On the H4 chart above, price has broken the most recent swing low @ 1.6754 (which we’ve highlighted using the upper blue broken line) downward. That automatically shifts our bias in favor of a downward price move. The bullish channel discussed on the Daily chart is shown on the H4 chart and it gives us a clearer observation of price action around it. We would observe it’s currently stalling further bearish move. The next crucial support level @ 1.6514 (that we’ve highlighted using the lower blue broken line), which we also discussed on the Daily chart, is also seen on the H4 chart – over 150 pips from current price position.
Depending on individuals’ risk-tolerance level, we might handle the current situation in a couple of ways: either we immediately start seeking Short trade setups, or we wait for an H4 candle to close decisively below the bullish channel. Whatever we decide, again, let’s keep in mind that we are still within a medium term bullish trend.

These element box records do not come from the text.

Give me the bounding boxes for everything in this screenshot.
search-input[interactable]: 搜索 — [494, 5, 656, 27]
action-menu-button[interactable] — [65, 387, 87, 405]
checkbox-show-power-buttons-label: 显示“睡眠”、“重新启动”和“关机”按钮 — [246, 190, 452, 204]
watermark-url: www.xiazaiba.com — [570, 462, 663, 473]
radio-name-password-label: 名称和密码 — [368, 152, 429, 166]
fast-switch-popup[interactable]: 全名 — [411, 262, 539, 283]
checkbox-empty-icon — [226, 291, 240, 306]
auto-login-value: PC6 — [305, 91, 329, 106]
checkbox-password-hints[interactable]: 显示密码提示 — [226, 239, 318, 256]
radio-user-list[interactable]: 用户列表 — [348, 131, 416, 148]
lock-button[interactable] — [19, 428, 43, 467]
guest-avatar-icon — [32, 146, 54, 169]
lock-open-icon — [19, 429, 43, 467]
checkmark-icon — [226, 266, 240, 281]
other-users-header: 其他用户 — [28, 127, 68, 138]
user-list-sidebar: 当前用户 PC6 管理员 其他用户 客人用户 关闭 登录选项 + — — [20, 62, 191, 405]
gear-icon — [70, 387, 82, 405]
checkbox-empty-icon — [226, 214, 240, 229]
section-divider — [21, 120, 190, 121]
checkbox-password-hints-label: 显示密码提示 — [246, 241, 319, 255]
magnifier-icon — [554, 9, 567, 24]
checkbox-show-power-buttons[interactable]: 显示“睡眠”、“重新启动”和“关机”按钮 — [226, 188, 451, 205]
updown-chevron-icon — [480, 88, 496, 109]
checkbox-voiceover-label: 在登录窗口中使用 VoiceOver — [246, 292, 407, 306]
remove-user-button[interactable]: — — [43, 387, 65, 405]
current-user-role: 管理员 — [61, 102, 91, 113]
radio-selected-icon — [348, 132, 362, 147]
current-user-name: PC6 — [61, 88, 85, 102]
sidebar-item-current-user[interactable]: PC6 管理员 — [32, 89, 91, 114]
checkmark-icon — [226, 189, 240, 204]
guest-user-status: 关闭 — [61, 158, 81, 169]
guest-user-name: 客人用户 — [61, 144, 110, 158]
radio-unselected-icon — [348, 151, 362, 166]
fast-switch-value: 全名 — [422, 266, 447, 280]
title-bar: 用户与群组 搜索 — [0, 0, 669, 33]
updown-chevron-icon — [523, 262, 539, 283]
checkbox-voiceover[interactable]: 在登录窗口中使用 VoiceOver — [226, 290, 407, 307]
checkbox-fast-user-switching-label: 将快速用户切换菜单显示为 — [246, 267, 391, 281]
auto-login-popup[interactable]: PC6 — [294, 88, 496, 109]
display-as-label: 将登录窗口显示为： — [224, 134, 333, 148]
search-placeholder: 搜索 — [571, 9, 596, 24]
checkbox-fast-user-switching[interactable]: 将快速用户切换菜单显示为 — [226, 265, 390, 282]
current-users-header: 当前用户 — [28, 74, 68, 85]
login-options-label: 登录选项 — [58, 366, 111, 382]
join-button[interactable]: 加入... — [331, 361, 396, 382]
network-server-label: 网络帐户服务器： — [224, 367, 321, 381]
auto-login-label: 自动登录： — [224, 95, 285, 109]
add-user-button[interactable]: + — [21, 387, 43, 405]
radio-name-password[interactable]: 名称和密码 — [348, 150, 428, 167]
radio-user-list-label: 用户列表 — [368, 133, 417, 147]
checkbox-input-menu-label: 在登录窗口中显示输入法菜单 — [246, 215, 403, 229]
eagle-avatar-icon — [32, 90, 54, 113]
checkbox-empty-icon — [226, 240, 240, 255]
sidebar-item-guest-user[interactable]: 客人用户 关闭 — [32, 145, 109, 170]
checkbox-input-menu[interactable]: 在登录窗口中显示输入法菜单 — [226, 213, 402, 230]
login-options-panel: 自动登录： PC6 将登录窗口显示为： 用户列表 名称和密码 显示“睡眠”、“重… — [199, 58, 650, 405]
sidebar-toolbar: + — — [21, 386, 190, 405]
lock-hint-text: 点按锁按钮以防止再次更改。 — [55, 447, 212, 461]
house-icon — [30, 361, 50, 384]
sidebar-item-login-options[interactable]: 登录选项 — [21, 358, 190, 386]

The white horizontal line @ 1.6845 highlights the most recent swing high, and as long as price stays below it – in the absence of any new and lower swing high – our bearish or downward bias remains intact.

However, we still need our Hourly charts – using Fibonacci retracement levels and important resistance levels – to seek promising areas to take our Short positions. Price pattern on the Hourly must also be forming lower highs and lower lows. Please note that our aim is to sell a rally in today’s down-trend.

Also, PATIENCE is the key here: we need to patiently wait for the Hourly retracement. It might happen, and it might not.